While a more thorough analysis will follow, reader may be interested in taking a look at Morgan, et al. v. AT& T Wireless Services, Inc. (September 23, 2009).  In Morgan, the Court of Appeal (Second Appellate District, Division Four) is called upon to address the sufficiency of allegations in a consumer class action alleging causes of action under the Unfair Competition Law (UCL) (Bus. & Prof. Code, § 17200 et seq.), the False Advertising Law (FAL) (Bus. & Prof. Code, § 17500 et seq.), the Consumers Legal Remedies Act (CLRA) (Civ. Code, § 1750 et seq.), and for fraud and declaratory relief.  You can wade through the decision yourself, or wait for the Executive Summary in the next day or so.

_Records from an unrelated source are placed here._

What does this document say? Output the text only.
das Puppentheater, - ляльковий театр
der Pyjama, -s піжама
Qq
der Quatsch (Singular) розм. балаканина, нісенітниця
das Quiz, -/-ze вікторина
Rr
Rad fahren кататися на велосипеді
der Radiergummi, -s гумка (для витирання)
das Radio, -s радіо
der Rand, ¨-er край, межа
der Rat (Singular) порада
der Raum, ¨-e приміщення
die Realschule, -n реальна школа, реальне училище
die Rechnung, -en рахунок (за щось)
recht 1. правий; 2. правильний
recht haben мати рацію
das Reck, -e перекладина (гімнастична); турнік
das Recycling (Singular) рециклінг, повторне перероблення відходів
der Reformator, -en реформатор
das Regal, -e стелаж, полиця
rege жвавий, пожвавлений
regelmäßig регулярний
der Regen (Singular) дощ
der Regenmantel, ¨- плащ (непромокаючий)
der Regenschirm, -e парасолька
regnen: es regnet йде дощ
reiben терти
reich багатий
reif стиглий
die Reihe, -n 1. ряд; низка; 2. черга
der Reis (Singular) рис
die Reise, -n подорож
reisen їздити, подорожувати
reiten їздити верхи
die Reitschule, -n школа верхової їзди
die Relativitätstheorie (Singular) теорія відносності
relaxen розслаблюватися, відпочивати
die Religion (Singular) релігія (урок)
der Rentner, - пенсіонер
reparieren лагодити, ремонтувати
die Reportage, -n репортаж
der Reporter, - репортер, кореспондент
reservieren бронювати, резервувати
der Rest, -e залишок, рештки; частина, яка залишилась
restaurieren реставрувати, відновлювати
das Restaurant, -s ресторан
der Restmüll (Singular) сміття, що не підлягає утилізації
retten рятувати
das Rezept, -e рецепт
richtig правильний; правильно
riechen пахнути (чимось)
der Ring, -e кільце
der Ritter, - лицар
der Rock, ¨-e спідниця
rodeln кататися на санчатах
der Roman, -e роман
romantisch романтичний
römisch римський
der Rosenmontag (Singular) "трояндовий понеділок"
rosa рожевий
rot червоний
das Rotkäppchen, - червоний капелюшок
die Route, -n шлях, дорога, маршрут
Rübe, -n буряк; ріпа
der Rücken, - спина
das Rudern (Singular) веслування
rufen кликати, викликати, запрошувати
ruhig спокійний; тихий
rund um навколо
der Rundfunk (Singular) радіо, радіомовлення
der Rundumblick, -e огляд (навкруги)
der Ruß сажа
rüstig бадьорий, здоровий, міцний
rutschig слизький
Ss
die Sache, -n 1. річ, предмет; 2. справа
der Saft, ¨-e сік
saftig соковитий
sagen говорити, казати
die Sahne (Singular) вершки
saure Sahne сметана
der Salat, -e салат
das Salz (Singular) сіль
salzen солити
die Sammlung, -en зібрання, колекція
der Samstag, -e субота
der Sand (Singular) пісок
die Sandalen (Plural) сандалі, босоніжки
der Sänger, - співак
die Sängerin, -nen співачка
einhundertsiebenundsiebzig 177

in brief: Johnson v. Arvin-Edison Water Storage Dist. holds that governmental entities are exempt from wage & hour laws absent express statutory language to contrary

In Johnson v. Arvin-Edison Water Storage Dist. (June 3, 2009) the Court of Appeal (Fifth Appellate District) held that governmental entities are not subject to a wide array of wage & hour laws absent express legislation to the contrary.  The water district defendant was determined to be a municipal entity, thus entitled to that broad grant of immunity.